At the beginning of the 1960s, he was invited by the rector Edgard Santos to become director of the Institute of Mathematics and Physics at the Federal University of Bahia. After retiring as a professor at USP, he moved to Salvador, where he took office in September 1963, replacing Rubens Lintz. He worked as a professor and director of the Institute until 1969. After the 1968 university reform, he became a full professor and coordinator of the Master's program at the Institute of Mathematics and Statistics of the Federal University of Bahia, until his compulsory retirement in 1976.

Omar Catunda was one of the main representatives and promoters of the mathematical school established at the University of São Paulo by Fantappiè. He died on August 12, 1986, in Salvador, at the age of 79.

== Relevance ==
He made an important contribution to the modernization of the teaching of calculus and mathematical analysis at USP, UFBA and other universities through his book Curso de Análise Matemática, as there were practically no calculus or analysis textbooks in Portuguese at the time. His concern to update the many subsequent editions of the book has ensured that it is still used today.

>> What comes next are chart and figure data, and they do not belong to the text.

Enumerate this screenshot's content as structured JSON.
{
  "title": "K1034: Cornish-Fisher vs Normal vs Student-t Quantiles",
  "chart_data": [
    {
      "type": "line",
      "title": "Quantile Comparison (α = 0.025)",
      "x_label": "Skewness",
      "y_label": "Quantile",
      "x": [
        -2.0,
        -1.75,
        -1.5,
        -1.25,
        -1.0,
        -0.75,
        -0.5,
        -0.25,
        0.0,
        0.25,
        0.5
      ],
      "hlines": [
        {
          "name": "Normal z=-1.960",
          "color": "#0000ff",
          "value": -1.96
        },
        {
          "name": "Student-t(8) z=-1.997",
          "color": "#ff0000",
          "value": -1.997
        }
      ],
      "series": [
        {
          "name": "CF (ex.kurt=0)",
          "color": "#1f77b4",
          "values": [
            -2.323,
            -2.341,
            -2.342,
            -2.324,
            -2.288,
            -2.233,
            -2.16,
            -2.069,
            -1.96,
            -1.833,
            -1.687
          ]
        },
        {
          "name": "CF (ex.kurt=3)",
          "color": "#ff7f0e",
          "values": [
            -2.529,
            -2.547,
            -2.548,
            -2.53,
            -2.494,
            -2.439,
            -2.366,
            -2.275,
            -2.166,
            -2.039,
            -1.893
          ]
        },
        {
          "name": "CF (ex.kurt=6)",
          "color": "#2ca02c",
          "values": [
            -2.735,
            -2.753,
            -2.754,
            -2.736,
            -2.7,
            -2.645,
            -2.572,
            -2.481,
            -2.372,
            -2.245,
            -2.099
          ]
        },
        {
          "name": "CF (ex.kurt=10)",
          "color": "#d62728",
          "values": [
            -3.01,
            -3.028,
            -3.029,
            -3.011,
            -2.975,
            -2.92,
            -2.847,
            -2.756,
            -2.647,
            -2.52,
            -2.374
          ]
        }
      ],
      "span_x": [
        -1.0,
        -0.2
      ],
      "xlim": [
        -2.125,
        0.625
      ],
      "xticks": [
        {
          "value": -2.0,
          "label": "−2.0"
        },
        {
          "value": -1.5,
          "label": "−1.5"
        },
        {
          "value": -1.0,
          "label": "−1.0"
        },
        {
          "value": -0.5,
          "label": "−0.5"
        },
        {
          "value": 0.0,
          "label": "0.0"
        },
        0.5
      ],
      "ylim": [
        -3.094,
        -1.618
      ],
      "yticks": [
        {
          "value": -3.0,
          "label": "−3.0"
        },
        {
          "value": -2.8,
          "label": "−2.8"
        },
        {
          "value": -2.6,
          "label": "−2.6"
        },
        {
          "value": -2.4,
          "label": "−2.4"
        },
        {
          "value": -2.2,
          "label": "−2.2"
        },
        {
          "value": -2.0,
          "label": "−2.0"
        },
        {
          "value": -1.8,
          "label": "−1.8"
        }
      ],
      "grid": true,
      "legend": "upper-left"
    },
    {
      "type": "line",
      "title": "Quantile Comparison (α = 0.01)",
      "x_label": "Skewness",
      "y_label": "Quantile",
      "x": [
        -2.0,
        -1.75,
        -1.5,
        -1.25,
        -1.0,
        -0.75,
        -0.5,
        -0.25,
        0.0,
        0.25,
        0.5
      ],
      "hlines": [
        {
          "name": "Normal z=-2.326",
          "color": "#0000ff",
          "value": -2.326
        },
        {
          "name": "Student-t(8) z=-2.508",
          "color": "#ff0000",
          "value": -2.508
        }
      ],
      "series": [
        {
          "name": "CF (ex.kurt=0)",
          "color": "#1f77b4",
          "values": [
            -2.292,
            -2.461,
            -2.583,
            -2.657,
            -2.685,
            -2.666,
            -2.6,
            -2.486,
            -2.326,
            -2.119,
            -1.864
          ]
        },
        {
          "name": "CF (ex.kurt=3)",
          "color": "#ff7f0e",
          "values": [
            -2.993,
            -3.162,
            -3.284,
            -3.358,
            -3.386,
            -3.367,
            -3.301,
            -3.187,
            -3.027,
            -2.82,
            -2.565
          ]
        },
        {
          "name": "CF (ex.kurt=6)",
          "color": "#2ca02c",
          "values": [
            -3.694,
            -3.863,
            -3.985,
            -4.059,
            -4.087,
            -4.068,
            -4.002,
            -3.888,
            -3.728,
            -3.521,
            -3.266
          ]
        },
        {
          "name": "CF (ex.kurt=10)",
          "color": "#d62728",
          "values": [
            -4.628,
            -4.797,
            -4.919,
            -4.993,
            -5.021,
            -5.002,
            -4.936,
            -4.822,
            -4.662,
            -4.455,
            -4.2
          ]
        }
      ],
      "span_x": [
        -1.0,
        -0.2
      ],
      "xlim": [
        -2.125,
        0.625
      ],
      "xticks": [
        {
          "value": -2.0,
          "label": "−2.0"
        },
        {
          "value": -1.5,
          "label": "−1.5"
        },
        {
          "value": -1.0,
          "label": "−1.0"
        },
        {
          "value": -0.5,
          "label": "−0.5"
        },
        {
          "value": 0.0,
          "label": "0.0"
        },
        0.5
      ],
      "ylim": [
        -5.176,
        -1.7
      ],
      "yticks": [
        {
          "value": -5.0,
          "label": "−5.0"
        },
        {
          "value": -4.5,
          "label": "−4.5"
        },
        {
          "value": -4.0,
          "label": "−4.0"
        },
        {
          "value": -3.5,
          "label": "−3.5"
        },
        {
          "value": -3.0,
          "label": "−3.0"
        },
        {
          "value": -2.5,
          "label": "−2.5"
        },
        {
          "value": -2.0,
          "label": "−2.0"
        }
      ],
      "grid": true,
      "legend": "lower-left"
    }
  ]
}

Catunda was a professor to renowned physicists such as Mário Schenberg, Marcelo Damy, Abrahão de Moraes, Jean Meyer and Roberto Salmeron, and mathematicians such as Carlos Benjamin de Lyra, Luiz Henrique Jacy Monteiro and Alexandre Augusto Martins Rodrigues.

=== Main published works ===
Although he didn't publish many works, Catunda's material remains used to this day as a source of research on Fantappiè's theory of analytic functionals carried out in Brazil and published in specialized international journals.

- Un teorema sugl'insiemi che si reconnette alla teoria dei funzionali analitici (1939);
- Sui Sistemi di Equazioni alle Variazioni Totali in Più Funzionali Incogniti (1941).

==== Didactic works ====
- Ensino Atualizado da Matemática 2° Ciclo (1971);
- Curso de Análise Matemática I (1954).